- Promotional poster
- Directed by: Paul Boyd
- Written by: Paul Boyd
- Produced by: Eric Barrett; Todd Slater;
- Starring: Lin Shaye; Bill Moseley; Olivier Paris; Victoria Konefal; B.J. Minor; Jade Chynoweth; Rae Dawn Chong; Lucinda Jenney; Kurt Deimer;
- Cinematography: Steven Poster
- Edited by: Ed Shiers
- Music by: Misha Segal
- Production companies: Bald Man Films; Convoke Media; Mirror Films;
- Distributed by: Atlas Distribution
- Release dates: August 11, 2024 (Popcorn Frights); March 13, 2026;
- Running time: 98 minutes
- Country: United States
- Language: English
- Box office: $35,925

= Scared to Death (2024 film) =

Film by Paul Boyd

Scared to Death is a 2024 American comedy horror film written and directed by Paul Boyd.

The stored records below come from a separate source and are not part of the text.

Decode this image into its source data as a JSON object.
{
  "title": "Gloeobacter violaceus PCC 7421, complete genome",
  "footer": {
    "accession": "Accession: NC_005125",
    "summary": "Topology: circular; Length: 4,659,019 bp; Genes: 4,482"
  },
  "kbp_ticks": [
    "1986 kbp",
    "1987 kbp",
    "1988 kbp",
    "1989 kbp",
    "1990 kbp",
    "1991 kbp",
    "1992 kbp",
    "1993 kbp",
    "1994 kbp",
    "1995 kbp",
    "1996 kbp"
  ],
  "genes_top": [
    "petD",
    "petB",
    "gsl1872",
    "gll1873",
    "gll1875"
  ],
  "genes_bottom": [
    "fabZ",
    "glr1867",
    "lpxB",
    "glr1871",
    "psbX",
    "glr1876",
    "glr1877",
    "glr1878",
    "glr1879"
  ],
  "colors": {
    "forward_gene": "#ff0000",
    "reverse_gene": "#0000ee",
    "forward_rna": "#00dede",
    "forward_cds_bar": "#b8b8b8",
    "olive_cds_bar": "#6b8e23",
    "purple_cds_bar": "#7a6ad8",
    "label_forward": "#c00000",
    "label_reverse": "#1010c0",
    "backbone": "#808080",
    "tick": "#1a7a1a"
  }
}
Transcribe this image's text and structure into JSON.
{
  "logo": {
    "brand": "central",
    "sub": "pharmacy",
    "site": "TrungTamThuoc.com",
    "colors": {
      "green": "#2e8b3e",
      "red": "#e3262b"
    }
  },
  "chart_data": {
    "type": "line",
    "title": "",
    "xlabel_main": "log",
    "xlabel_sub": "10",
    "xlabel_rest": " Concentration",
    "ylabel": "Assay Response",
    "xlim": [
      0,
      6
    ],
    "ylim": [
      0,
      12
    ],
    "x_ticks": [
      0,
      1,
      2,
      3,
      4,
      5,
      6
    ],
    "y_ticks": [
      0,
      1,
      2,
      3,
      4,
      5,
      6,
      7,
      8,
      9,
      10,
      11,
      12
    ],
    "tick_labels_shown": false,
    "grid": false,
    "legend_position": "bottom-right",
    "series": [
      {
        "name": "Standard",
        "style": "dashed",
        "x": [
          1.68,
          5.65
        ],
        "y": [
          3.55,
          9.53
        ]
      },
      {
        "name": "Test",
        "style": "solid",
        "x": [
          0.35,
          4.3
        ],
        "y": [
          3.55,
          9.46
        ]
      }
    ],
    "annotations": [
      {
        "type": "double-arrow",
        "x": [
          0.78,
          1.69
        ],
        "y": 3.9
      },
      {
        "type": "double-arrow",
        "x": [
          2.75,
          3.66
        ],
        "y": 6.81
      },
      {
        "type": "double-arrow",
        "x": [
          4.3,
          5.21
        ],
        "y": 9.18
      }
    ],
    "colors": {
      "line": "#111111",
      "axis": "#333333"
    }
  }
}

It stars Lin Shaye, Bill Moseley, Olivier Paris, Victoria Konefal, B.J. Minor, Jade Chynoweth, Rae Dawn Chong, Lucinda Jenney, and Kurt Deimer. It premiered at Popcorn Frights Film Festival on August 11, 2024, and was released in limited theaters in the United States on March 13, 2026.

==Premise==
Jasper is a production assistant who is eager to advance as a director in Hollywood, proposes to his boss that the crew and actors of their upcoming horror film should experience a real séance. They choose a 70 year-old abandoned children's shelter for research. As the séance starts, Jasper and the crew become trapped in the shelter and haunted by the murdered orphans who were found "scared to death" in 1954.

==Cast==
- Lin Shaye as Max
- Bill Moseley as Felix
- Olivier Paris as Jasper
- Victoria Konefal as Lena
- Jade Chynoweth as Champ
- B.J. Minor as Johnny
- Kurt Deimer as The Grog
- Rae Dawn Chong as Ruth
- Lucinda Jenney as Detective Harris

==Production==
In February 2023, it was reported that Paul Boyd would direct the film from a screenplay he wrote, while Lin Shaye signed on to executive produce and star. Bill Moseley, Olivier Paris and Victoria Konefal were cast in main roles. Principal photography took place in Los Angeles in March 2023. The film used Legacy Effects for the special effects.

==Release==
Scared to Death premiered at Popcorn Frights Film Festival in Fort Lauderdale, Florida on August 11, 2024. It was the closing film at the New York City Horror Film Festival on December 8, 2024. The film had its international premiere in London with a screening at FrightFest Glasgow on March 8, 2025. It was released in limited theaters in the United States by Atlas Distribution on March 13, 2026.